Two of the reports discouraged counting fibers that may possibly be asbestos in tests, which is directly against what most U.S. and European public health officials recommend to do.
A Long History of Deferring to the Industry
Reuters asserts that the FDA has allowed the talc industry to set their own safety rules for their products over the last 50 years.
“When something as serious as cancer or carcinogens are at issue, self-regulation doesn’t make a lot of sense,” said Raja Krishnamoorthi, an Illinois congressman who chairs a U.S. House subcommittee investigating talcum powder risks.
Further, Reuters uncovered many controversial FDA actions when digging through the agency’s history.
Here is a timeline of important FDA decisions:
- 1973: The FDA finds asbestos in a sample of J&J’s Shower to Shower powder, but never announces the finding.
- 1973: J&J, along with other talc companies and the Cosmetic Toiletry and Fragrance Association (CTFA), convinces the FDA that they could monitor the safety of their own products. The FDA ends plans to test talc samples and the CTFA publishes its own test for the companies to use.
- 1986: A graduate student who learned talc deposits are often laced with asbestos petitions the FDA to require a warning on talc powders. Using information from J&J, the FDA determines this warning is not needed.
- 1994: The FDA receives a request from Dr. Samuel Epstein, a University of Illinois environmental medicine professor, to put a warning label on talc powders. Epstein’s research showed talc itself could lead to ovarian cancer. The FDA denies the petition.

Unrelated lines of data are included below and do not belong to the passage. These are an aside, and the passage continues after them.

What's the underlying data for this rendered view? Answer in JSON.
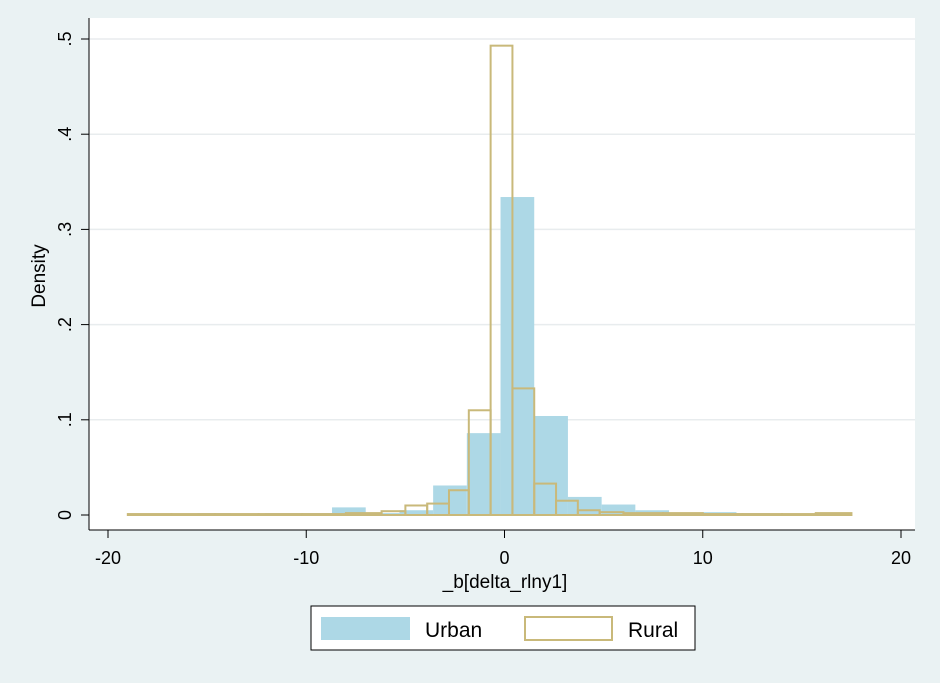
{
  "chart_data": {
    "type": "histogram",
    "title": "",
    "xlabel": "_b[delta_rlny1]",
    "ylabel": "Density",
    "xlim": [
      -20,
      20
    ],
    "ylim": [
      0,
      0.5
    ],
    "x_ticks": [
      {
        "value": -20,
        "label": "-20"
      },
      {
        "value": -10,
        "label": "-10"
      },
      {
        "value": 0,
        "label": "0"
      },
      {
        "value": 10,
        "label": "10"
      },
      {
        "value": 20,
        "label": "20"
      }
    ],
    "y_ticks": [
      {
        "value": 0,
        "label": "0"
      },
      {
        "value": 0.1,
        "label": ".1"
      },
      {
        "value": 0.2,
        "label": ".2"
      },
      {
        "value": 0.3,
        "label": ".3"
      },
      {
        "value": 0.4,
        "label": ".4"
      },
      {
        "value": 0.5,
        "label": ".5"
      }
    ],
    "grid": true,
    "series": [
      {
        "name": "Urban",
        "style": "filled",
        "color": "#add8e6",
        "bin_edges": [
          -15.5,
          -13.8,
          -12.1,
          -10.4,
          -8.7,
          -7.0,
          -5.3,
          -3.6,
          -1.9,
          -0.2,
          1.5,
          3.2,
          4.9,
          6.6,
          8.3,
          10.0,
          11.7,
          13.4
        ],
        "values": [
          0.002,
          0.001,
          0.002,
          0.002,
          0.008,
          0.002,
          0.005,
          0.031,
          0.086,
          0.334,
          0.104,
          0.019,
          0.011,
          0.005,
          0.002,
          0.003,
          0.002
        ]
      },
      {
        "name": "Rural",
        "style": "outline",
        "color": "#c9b97a",
        "bin_edges": [
          -19.0,
          -16.8,
          -14.6,
          -12.4,
          -10.2,
          -8.0,
          -6.2,
          -5.0,
          -3.9,
          -2.8,
          -1.8,
          -0.7,
          0.4,
          1.5,
          2.6,
          3.7,
          4.8,
          6.0,
          8.0,
          10.0,
          12.0,
          14.0,
          15.7,
          17.5
        ],
        "values": [
          0.001,
          0.001,
          0.001,
          0.001,
          0.001,
          0.002,
          0.004,
          0.01,
          0.012,
          0.026,
          0.11,
          0.493,
          0.133,
          0.033,
          0.015,
          0.005,
          0.003,
          0.002,
          0.002,
          0.001,
          0.001,
          0.001,
          0.002
        ]
      }
    ],
    "legend": {
      "placement": "bottom-center",
      "entries": [
        "Urban",
        "Rural"
      ]
    }
  }
}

- 2006: The World Health Organization’s International Agency for Research on Cancer said using talc in the pelvic region was “possibly carcinogenic.” Dr. Epstein files a second petition to the FDA. Despite protests from J&J, the FDA finally performs its own tests. While no asbestos was found, the lab that tested the sample had no prior experience testing for asbestos in talc.

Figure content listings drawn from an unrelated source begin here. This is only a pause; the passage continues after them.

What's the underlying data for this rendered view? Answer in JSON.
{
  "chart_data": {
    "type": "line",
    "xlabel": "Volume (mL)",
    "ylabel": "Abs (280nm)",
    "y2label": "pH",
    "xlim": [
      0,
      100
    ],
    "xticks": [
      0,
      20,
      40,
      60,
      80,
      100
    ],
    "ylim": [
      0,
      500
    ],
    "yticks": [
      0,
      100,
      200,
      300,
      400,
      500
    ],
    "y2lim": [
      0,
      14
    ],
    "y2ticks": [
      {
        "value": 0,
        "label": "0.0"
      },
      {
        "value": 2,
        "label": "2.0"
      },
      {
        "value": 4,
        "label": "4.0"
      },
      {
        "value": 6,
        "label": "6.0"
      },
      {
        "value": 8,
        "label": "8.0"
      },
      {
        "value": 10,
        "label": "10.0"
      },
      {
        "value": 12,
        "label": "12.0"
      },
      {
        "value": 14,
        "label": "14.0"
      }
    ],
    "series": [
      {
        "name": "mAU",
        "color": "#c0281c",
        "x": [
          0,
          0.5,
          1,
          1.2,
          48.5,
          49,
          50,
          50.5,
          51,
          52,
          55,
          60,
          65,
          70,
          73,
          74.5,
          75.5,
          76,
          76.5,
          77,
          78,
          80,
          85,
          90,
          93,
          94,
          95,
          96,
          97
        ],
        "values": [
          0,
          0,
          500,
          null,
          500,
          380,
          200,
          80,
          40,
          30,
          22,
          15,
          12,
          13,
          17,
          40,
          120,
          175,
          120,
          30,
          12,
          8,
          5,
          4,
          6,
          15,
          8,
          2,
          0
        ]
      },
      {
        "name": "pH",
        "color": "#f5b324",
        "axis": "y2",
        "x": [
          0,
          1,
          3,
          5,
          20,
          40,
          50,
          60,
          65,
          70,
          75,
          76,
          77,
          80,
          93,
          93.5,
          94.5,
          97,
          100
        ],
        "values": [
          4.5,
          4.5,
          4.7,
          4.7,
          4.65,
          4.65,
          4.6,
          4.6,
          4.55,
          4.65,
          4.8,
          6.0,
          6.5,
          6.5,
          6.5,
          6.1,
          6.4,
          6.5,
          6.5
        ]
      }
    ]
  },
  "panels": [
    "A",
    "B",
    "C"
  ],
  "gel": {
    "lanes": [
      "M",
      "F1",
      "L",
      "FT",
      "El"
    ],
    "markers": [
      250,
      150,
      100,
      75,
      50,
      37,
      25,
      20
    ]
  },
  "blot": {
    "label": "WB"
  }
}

In 2019, Krishnamoorthi called for the FDA to bring consumers and their advocates into the discussion rather than relying on the industry.
“In light of the public interest around this particular issue, we need to find out what’s going on,” he said.
FDA Finally Takes Action
In October 2019, the FDA finally tested samples of J&J baby powder that the federal regulator purchased online. Their testing revealed trace amounts of asbestos in the talc.
J&J responded to the findings by voluntarily recalling 33,000 bottles that came from the same shipment that the FDA tested.
Meanwhile, J&J began its own investigation of the tainted talc and claimed it had no asbestos. The FDA stood by its findings.
Furthermore, the FDA plans to hold a public hearing sometime in 2020. The event should reveal how the agency, which has long relied on the talc industry for expertise, will address consumer concerns over this issue.